Dow Theory Bear Market Signal CORRECTION

Dow Theory bear market signals require hitting of new lows by both the Industrial average and the Transportation average, an upward correction where both averages do not hit new highs, then another move down where both averages hit new lows. In a previous post we said:
...both the Dow Jones Industrial Average and the Dow Jones Transportation Average hit lows this year, then turned around. The DJIA then hit a new high, but that was not confirmed by the DJTA. Such a non-confirmation raises a red flag. And now that both the DJIA and the DTIA have fallen below previous lows, a bear market signal has been given.
That's not correct. Caught up in the frenzy of the heavy action last week, we must have slipped into a hallucinatory state, imagining the scenario described. Or was it a lack of focus on the charts? Because upon checking up on ourselves, we notice that what happened was that the Industrials hit a new high, unconfirmed by the Transports, followed by a divergence between the two where the Industrials headed up and the Transports headed down. Eventually, both did hit new lows.

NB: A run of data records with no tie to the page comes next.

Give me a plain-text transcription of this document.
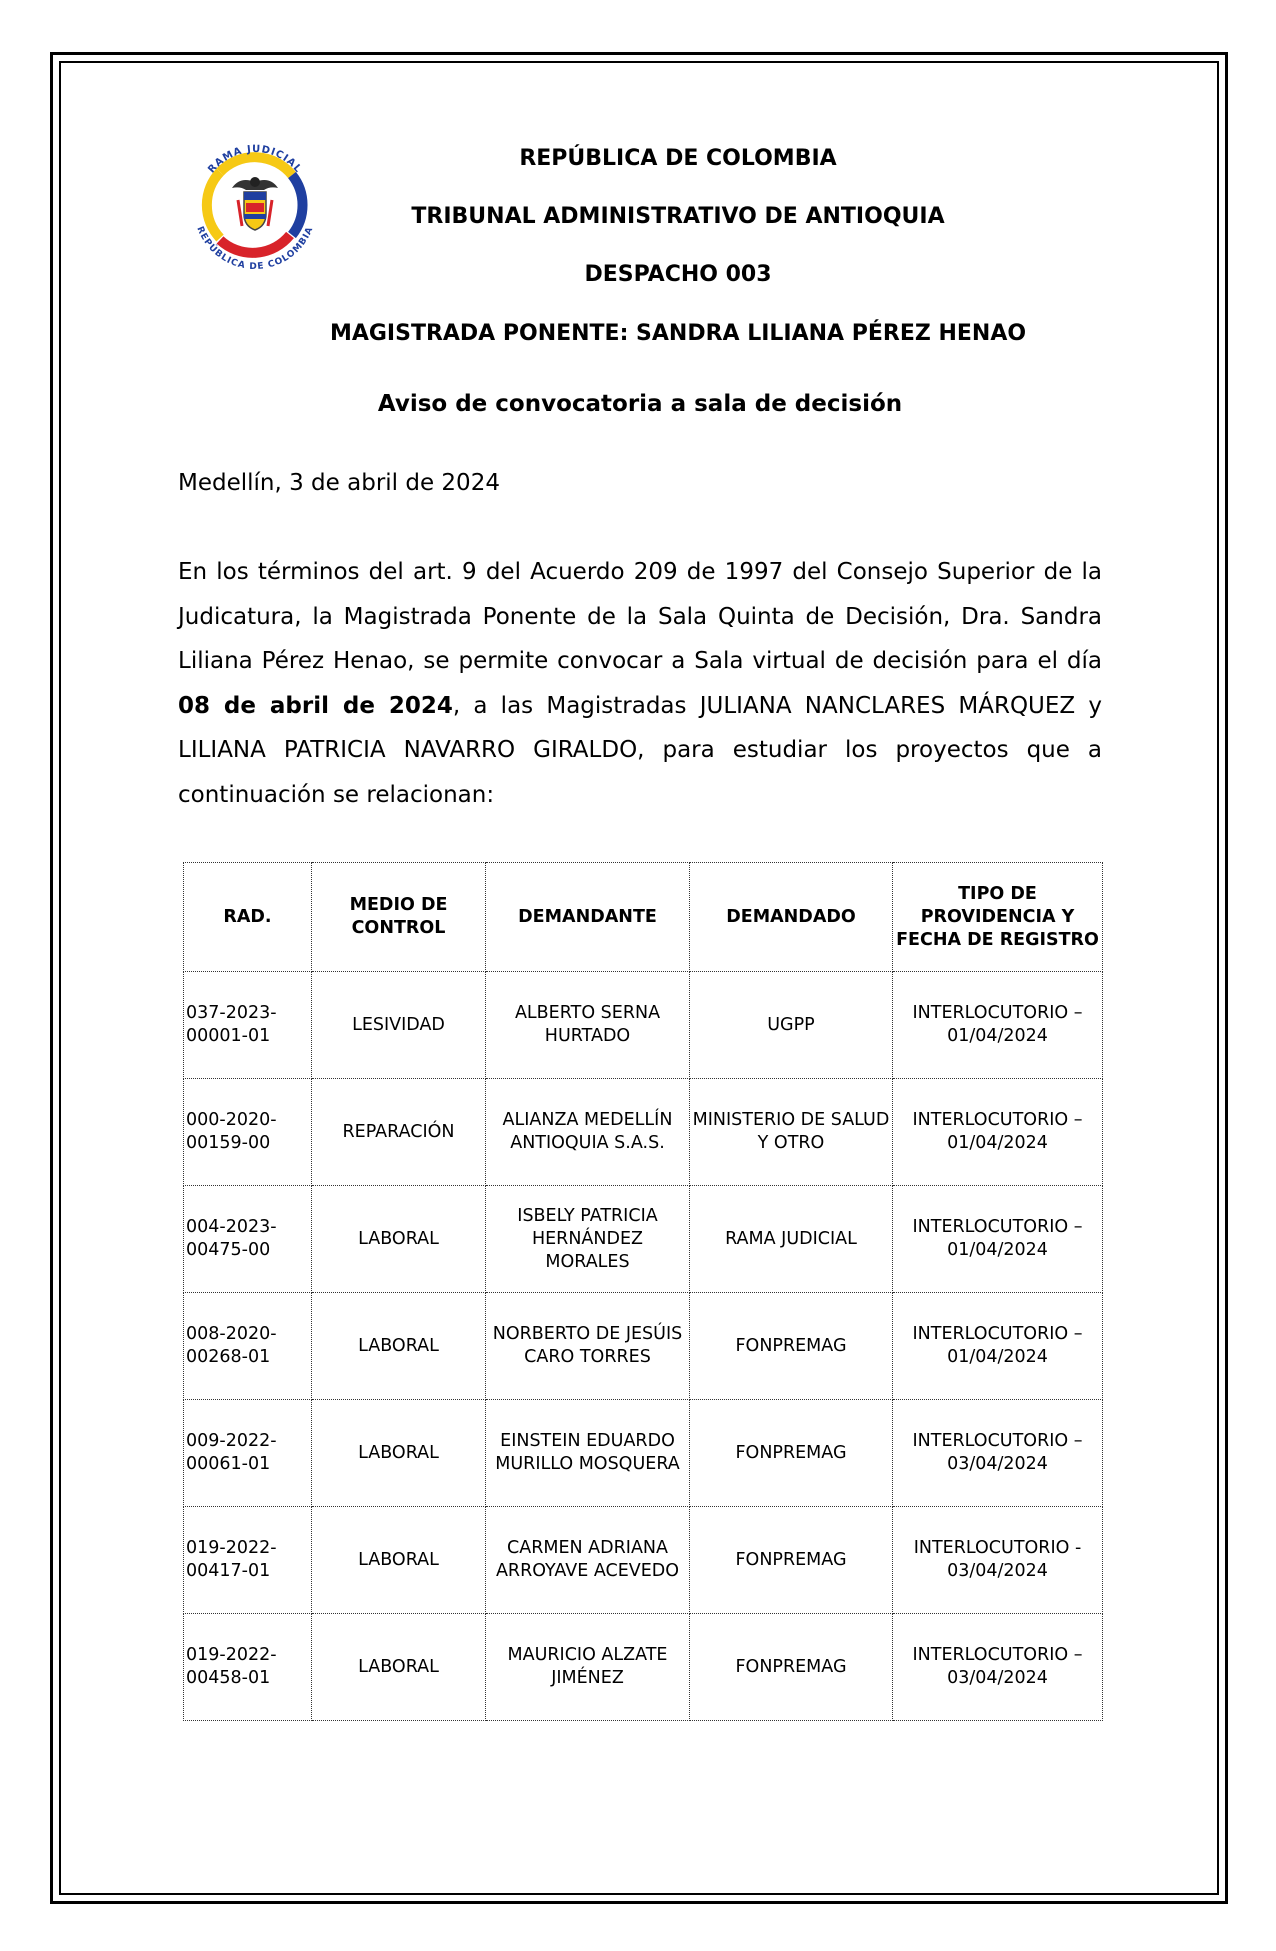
RAMA JUDICIAL
REPÚBLICA DE COLOMBIA
REPÚBLICA DE COLOMBIA
TRIBUNAL ADMINISTRATIVO DE ANTIOQUIA
DESPACHO 003
MAGISTRADA PONENTE: SANDRA LILIANA PÉREZ HENAO
Aviso de convocatoria a sala de decisión
Medellín, 3 de abril de 2024

En los términos del art. 9 del Acuerdo 209 de 1997 del Consejo Superior de la Judicatura, la Magistrada Ponente de la Sala Quinta de Decisión, Dra. Sandra Liliana Pérez Henao, se permite convocar a Sala virtual de decisión para el día 08 de abril de 2024, a las Magistradas JULIANA NANCLARES MÁRQUEZ y LILIANA PATRICIA NAVARRO GIRALDO, para estudiar los proyectos que a continuación se relacionan:

RAD.	MEDIO DE CONTROL	DEMANDANTE	DEMANDADO	TIPO DE PROVIDENCIA Y FECHA DE REGISTRO
037-2023-00001-01	LESIVIDAD	ALBERTO SERNA HURTADO	UGPP	INTERLOCUTORIO – 01/04/2024
000-2020-00159-00	REPARACIÓN	ALIANZA MEDELLÍN ANTIOQUIA S.A.S.	MINISTERIO DE SALUD Y OTRO	INTERLOCUTORIO – 01/04/2024
004-2023-00475-00	LABORAL	ISBELY PATRICIA HERNÁNDEZ MORALES	RAMA JUDICIAL	INTERLOCUTORIO – 01/04/2024
008-2020-00268-01	LABORAL	NORBERTO DE JESÚIS CARO TORRES	FONPREMAG	INTERLOCUTORIO – 01/04/2024
009-2022-00061-01	LABORAL	EINSTEIN EDUARDO MURILLO MOSQUERA	FONPREMAG	INTERLOCUTORIO – 03/04/2024
019-2022-00417-01	LABORAL	CARMEN ADRIANA ARROYAVE ACEVEDO	FONPREMAG	INTERLOCUTORIO - 03/04/2024
019-2022-00458-01	LABORAL	MAURICIO ALZATE JIMÉNEZ	FONPREMAG	INTERLOCUTORIO – 03/04/2024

It's a difference that makes a difference.

And while we read a number of commentaries about how the action above was bearish, that's not exactly a bear market signal, just bearish action.

Again, a difference that makes a difference.

So here's what to look for now. Both averages having hit new lows have begun to ascend. If both achieve new highs, we're back in the bull. If one or neither does, and both then reverse and hit new lows - to be clear, exceeding the previous, just hit lows - then we face the bear.